Saturday, January 19, 2008 8:41 AM by Tweak Vista

EDF,

The specification being "stable" for eight years means that it has not changed in eight years.  It does refers to the specification (EMCAScript), not the implementations (JavaScript and JScript).

Other than that, I fail to see how the stability of the specification had much to do with the emergence of AJAX technologies.  XMLHttpRequest is not a part of ECMAScript.

# re: ECMAScript 3 and beyond

Saturday, January 19, 2008 8:42 AM by LFERC

Thank you for pointing out some additional items which we will verify and then incorporate into our document. This sort of feedback is appreciated and is what we were looking for; if you know of other items that you believe should be included please let us know.
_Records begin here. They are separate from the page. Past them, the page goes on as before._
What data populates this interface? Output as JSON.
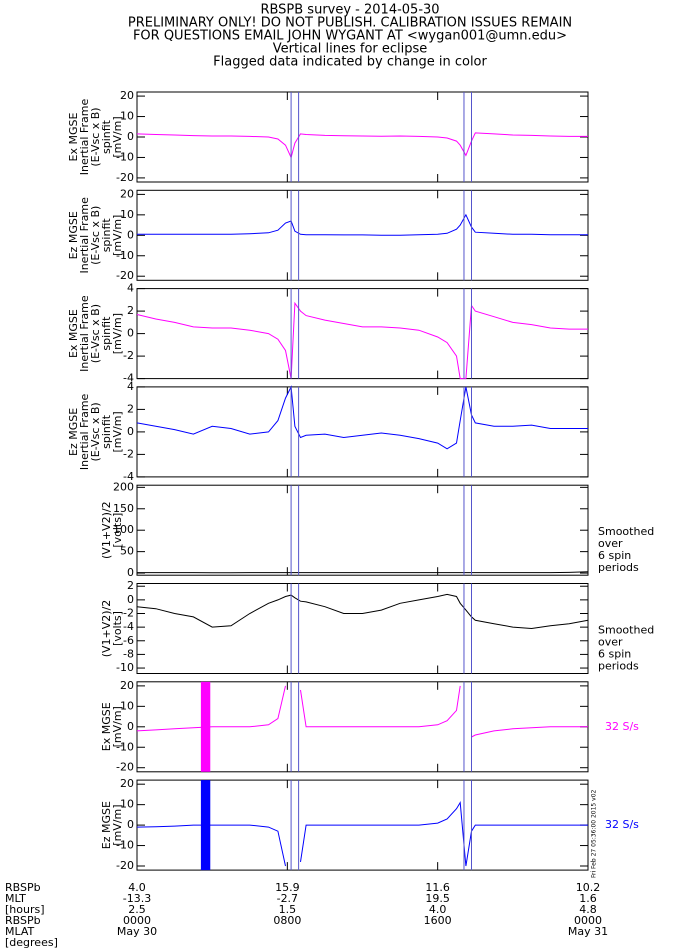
{
  "title": [
    "RBSPB survey - 2014-05-30",
    "PRELIMINARY ONLY! DO NOT PUBLISH. CALIBRATION ISSUES REMAIN",
    "FOR QUESTIONS EMAIL JOHN WYGANT AT <wygan001@umn.edu>",
    "Vertical lines for eclipse",
    "Flagged data indicated by change in color"
  ],
  "x_axis": {
    "xlim": [
      0,
      24
    ],
    "xticks": [
      0,
      8,
      16,
      24
    ],
    "row_labels": [
      "RBSPb",
      "MLT",
      "[hours]",
      "RBSPb",
      "MLAT",
      "[degrees]"
    ],
    "rows": [
      [
        "4.0",
        "15.9",
        "11.6",
        "10.2"
      ],
      [
        "-13.3",
        "-2.7",
        "19.5",
        "1.6"
      ],
      [
        "2.5",
        "1.5",
        "4.0",
        "4.8"
      ],
      [
        "0000",
        "0800",
        "1600",
        "0000"
      ],
      [
        "May 30",
        null,
        null,
        "May 31"
      ]
    ]
  },
  "eclipse_x": [
    8.2,
    8.6,
    17.4,
    17.8
  ],
  "timestamp": "Fri Feb 27 05:36:00 2015 v02",
  "chart_data": [
    {
      "type": "line",
      "ylabel": [
        "Ex MGSE",
        "Inertial Frame",
        "(E-Vsc x B)",
        "spinfit",
        "[mV/m]"
      ],
      "ylim": [
        -22,
        22
      ],
      "yticks": [
        -20,
        -10,
        0,
        10,
        20
      ],
      "x": [
        0,
        1,
        2,
        3,
        4,
        5,
        6,
        7,
        7.5,
        7.9,
        8.2,
        8.4,
        8.7,
        9,
        10,
        11,
        12,
        13,
        14,
        15,
        16,
        16.5,
        17,
        17.2,
        17.5,
        17.8,
        18,
        19,
        20,
        21,
        22,
        23,
        24
      ],
      "series": [
        {
          "color": "#ff00ff",
          "values": [
            1.5,
            1.2,
            1,
            0.7,
            0.5,
            0.5,
            0.3,
            0,
            -1,
            -4,
            -10,
            -3,
            1.5,
            1.2,
            0.8,
            0.6,
            0.5,
            0.4,
            0.5,
            0.3,
            0,
            -0.5,
            -2,
            -4,
            -9,
            -2,
            2,
            1.5,
            1,
            0.8,
            0.5,
            0.3,
            0.3
          ]
        }
      ]
    },
    {
      "type": "line",
      "ylabel": [
        "Ez MGSE",
        "Inertial Frame",
        "(E-Vsc x B)",
        "spinfit",
        "[mV/m]"
      ],
      "ylim": [
        -22,
        22
      ],
      "yticks": [
        -20,
        -10,
        0,
        10,
        20
      ],
      "x": [
        0,
        1,
        2,
        3,
        4,
        5,
        6,
        7,
        7.5,
        7.9,
        8.2,
        8.4,
        8.7,
        9,
        10,
        11,
        12,
        13,
        14,
        15,
        16,
        16.5,
        17,
        17.2,
        17.5,
        17.8,
        18,
        19,
        20,
        21,
        22,
        23,
        24
      ],
      "series": [
        {
          "color": "#0000ff",
          "values": [
            0.5,
            0.5,
            0.5,
            0.5,
            0.5,
            0.5,
            0.8,
            1.2,
            2.5,
            6,
            7,
            2,
            0.5,
            0.3,
            0.3,
            0.2,
            0.2,
            0,
            0,
            0.3,
            0.5,
            1,
            3,
            5,
            10,
            4,
            1.5,
            1,
            0.5,
            0.5,
            0.3,
            0.3,
            0.3
          ]
        }
      ]
    },
    {
      "type": "line",
      "ylabel": [
        "Ex MGSE",
        "Inertial Frame",
        "(E-Vsc x B)",
        "spinfit",
        "[mV/m]"
      ],
      "ylim": [
        -4,
        4
      ],
      "yticks": [
        -4,
        -2,
        0,
        2,
        4
      ],
      "x": [
        0,
        1,
        2,
        3,
        4,
        5,
        6,
        7,
        7.5,
        7.9,
        8.2,
        8.4,
        8.7,
        9,
        10,
        11,
        12,
        13,
        14,
        15,
        16,
        16.5,
        17,
        17.2,
        17.5,
        17.8,
        18,
        19,
        20,
        21,
        22,
        23,
        24
      ],
      "series": [
        {
          "color": "#ff00ff",
          "values": [
            1.7,
            1.3,
            1,
            0.6,
            0.5,
            0.5,
            0.3,
            0,
            -0.5,
            -1.5,
            -4,
            2.7,
            2,
            1.6,
            1.2,
            0.9,
            0.6,
            0.6,
            0.5,
            0.3,
            -0.3,
            -0.8,
            -2,
            -4,
            -4,
            2.5,
            2,
            1.5,
            1,
            0.8,
            0.5,
            0.4,
            0.4
          ]
        }
      ]
    },
    {
      "type": "line",
      "ylabel": [
        "Ez MGSE",
        "Inertial Frame",
        "(E-Vsc x B)",
        "spinfit",
        "[mV/m]"
      ],
      "ylim": [
        -4,
        4
      ],
      "yticks": [
        -4,
        -2,
        0,
        2,
        4
      ],
      "x": [
        0,
        1,
        2,
        3,
        4,
        5,
        6,
        7,
        7.5,
        7.9,
        8.2,
        8.4,
        8.7,
        9,
        10,
        11,
        12,
        13,
        14,
        15,
        16,
        16.5,
        17,
        17.2,
        17.5,
        17.8,
        18,
        19,
        20,
        21,
        22,
        23,
        24
      ],
      "series": [
        {
          "color": "#0000ff",
          "values": [
            0.8,
            0.5,
            0.2,
            -0.2,
            0.5,
            0.3,
            -0.2,
            0,
            1,
            3,
            4,
            0.5,
            -0.5,
            -0.3,
            -0.2,
            -0.5,
            -0.3,
            -0.1,
            -0.3,
            -0.6,
            -1,
            -1.5,
            -1,
            1,
            4,
            1.5,
            0.8,
            0.5,
            0.5,
            0.6,
            0.3,
            0.3,
            0.3
          ]
        }
      ]
    },
    {
      "type": "line",
      "ylabel": [
        "(V1+V2)/2",
        "[volts]"
      ],
      "ylim": [
        -5,
        205
      ],
      "yticks": [
        0,
        50,
        100,
        150,
        200
      ],
      "note": [
        "Smoothed",
        "over",
        "6 spin",
        "periods"
      ],
      "x": [
        0,
        1,
        2,
        3,
        4,
        5,
        6,
        7,
        7.5,
        7.9,
        8.2,
        8.4,
        8.7,
        9,
        10,
        11,
        12,
        13,
        14,
        15,
        16,
        16.5,
        17,
        17.2,
        17.5,
        17.8,
        18,
        19,
        20,
        21,
        22,
        23,
        24
      ],
      "series": [
        {
          "color": "#000000",
          "values": [
            1,
            1,
            1,
            1,
            0.5,
            0.5,
            1,
            1,
            1,
            1,
            1,
            1,
            1,
            1,
            1,
            1,
            1,
            1,
            1,
            1,
            1,
            1,
            1,
            1,
            1,
            1,
            1,
            1,
            1,
            1,
            1,
            1.5,
            3
          ]
        }
      ]
    },
    {
      "type": "line",
      "ylabel": [
        "(V1+V2)/2",
        "[volts]"
      ],
      "ylim": [
        -10.8,
        2.4
      ],
      "yticks": [
        -10,
        -8,
        -6,
        -4,
        -2,
        0,
        2
      ],
      "note": [
        "Smoothed",
        "over",
        "6 spin",
        "periods"
      ],
      "x": [
        0,
        1,
        2,
        3,
        4,
        5,
        6,
        7,
        7.5,
        7.9,
        8.2,
        8.4,
        8.7,
        9,
        10,
        11,
        12,
        13,
        14,
        15,
        16,
        16.5,
        17,
        17.2,
        17.5,
        17.8,
        18,
        19,
        20,
        21,
        22,
        23,
        24
      ],
      "series": [
        {
          "color": "#000000",
          "values": [
            -1,
            -1.3,
            -2,
            -2.5,
            -4,
            -3.8,
            -2,
            -0.5,
            0,
            0.5,
            0.7,
            0.3,
            -0.2,
            -0.3,
            -1,
            -2,
            -2,
            -1.5,
            -0.5,
            0,
            0.5,
            0.8,
            0.5,
            -0.5,
            -1.5,
            -2.5,
            -3,
            -3.5,
            -4,
            -4.2,
            -3.8,
            -3.5,
            -3
          ]
        }
      ]
    },
    {
      "type": "line",
      "ylabel": [
        "Ex MGSE",
        "[mV/m]"
      ],
      "ylim": [
        -22,
        22
      ],
      "yticks": [
        -20,
        -10,
        0,
        10,
        20
      ],
      "note": [
        "32 S/s"
      ],
      "flag_x": [
        3.4,
        3.9
      ],
      "x": [
        0,
        1,
        2,
        3,
        4,
        5,
        6,
        7,
        7.5,
        7.9,
        8.2,
        8.4,
        8.7,
        9,
        10,
        11,
        12,
        13,
        14,
        15,
        16,
        16.5,
        17,
        17.2,
        17.5,
        17.8,
        18,
        19,
        20,
        21,
        22,
        23,
        24
      ],
      "series": [
        {
          "color": "#ff00ff",
          "values": [
            -2,
            -1.5,
            -1,
            -0.5,
            0,
            0,
            0,
            1,
            4,
            20,
            null,
            null,
            18,
            0,
            0,
            0,
            0,
            0,
            0,
            0,
            1,
            3,
            8,
            20,
            null,
            -5,
            -4,
            -2,
            -1,
            -0.5,
            0,
            0,
            0
          ]
        }
      ]
    },
    {
      "type": "line",
      "ylabel": [
        "Ez MGSE",
        "[mV/m]"
      ],
      "ylim": [
        -22,
        22
      ],
      "yticks": [
        -20,
        -10,
        0,
        10,
        20
      ],
      "note": [
        "32 S/s"
      ],
      "flag_x": [
        3.4,
        3.9
      ],
      "x": [
        0,
        1,
        2,
        3,
        4,
        5,
        6,
        7,
        7.5,
        7.9,
        8.2,
        8.4,
        8.7,
        9,
        10,
        11,
        12,
        13,
        14,
        15,
        16,
        16.5,
        17,
        17.2,
        17.5,
        17.8,
        18,
        19,
        20,
        21,
        22,
        23,
        24
      ],
      "series": [
        {
          "color": "#0000ff",
          "values": [
            -1,
            -0.8,
            -0.5,
            0,
            0,
            0,
            0,
            -1,
            -3,
            -20,
            null,
            null,
            -18,
            0,
            0,
            0,
            0,
            0,
            0,
            0,
            1,
            3,
            8,
            11,
            -20,
            -3,
            0,
            0,
            0,
            0,
            0,
            0,
            0
          ]
        }
      ]
    }
  ]
}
This is not just about "bugs" though. It is about understanding the de facto standard for ECMAScript. In the case of JScript, some of the deviations from the ECMAScript specification are true bugs while others are differences in interpretation of the specification. A whole section in the document is devoted to items that the specification explicitly left undefined. That said, it really doesn’t matter what category an item falls into; if programs depend upon identical behaviour in all browsers it becomes a compatibility issue going forward.

The emergence of Ajax has certainly increased Microsoft’s appreciation of the importance of ECMAScript on the web and we are investing accordingly. Ajax has raised the compatiblity-bar for ECMAScript and our own services and frameworks would benefit from the existance of such compatibility.

I am not claiming that JScript is the de facto standard. All I am saying is that before we can hope to improve compatiblity/interoperability among browsers it is essential to understand what has actually been implemented and what de facto agreements exist among the various browser implementations.

# re: ECMAScript 3 and beyond

Thursday, January 31, 2008 9:58 AM by Tristan

I'm hoping someone can clear this up for me. If I have a script that is defined as;

<script type="text/javascript" language="JavaScript">

//some code

</script>

Will IE treat this in exactly the same way as if the script had been marked as JScript or does it treat it differently?

# JScript in Internet Explorer 8 Beta 1 for Developers

Wednesday, March 05, 2008 3:54 PM by JScript Blog

Making developers more productive through the design, development, and debug phases of web application

# re: ECMAScript 3 and beyond

Wednesday, February 04, 2009 5:55 AM by Scato

Wow, lots of M$ and IE-bashing...

I bet Pratap's intentions were good, but I agree: too little too late

I'm a webdeveloper. I write JS and PHP. I prefer PHP because it runs in a controlled environment. This is because it runs server side. Nothing running client-side will ever have this luxury. Even Flash/AS has it's client-dependencies (eg relative URL's). Every compiled application requires installation. This process is also dependent on which client it runs on. This is why we have installation wizards.

You will never get rid of installation software. You will never get rid of JavaScript cross-browser frameworks.

This is not an excuse not to fix bugs. M$ is doing a very poor job at this. Fix bugs. Fix them. Don't tell me they're a design feature. Fix them.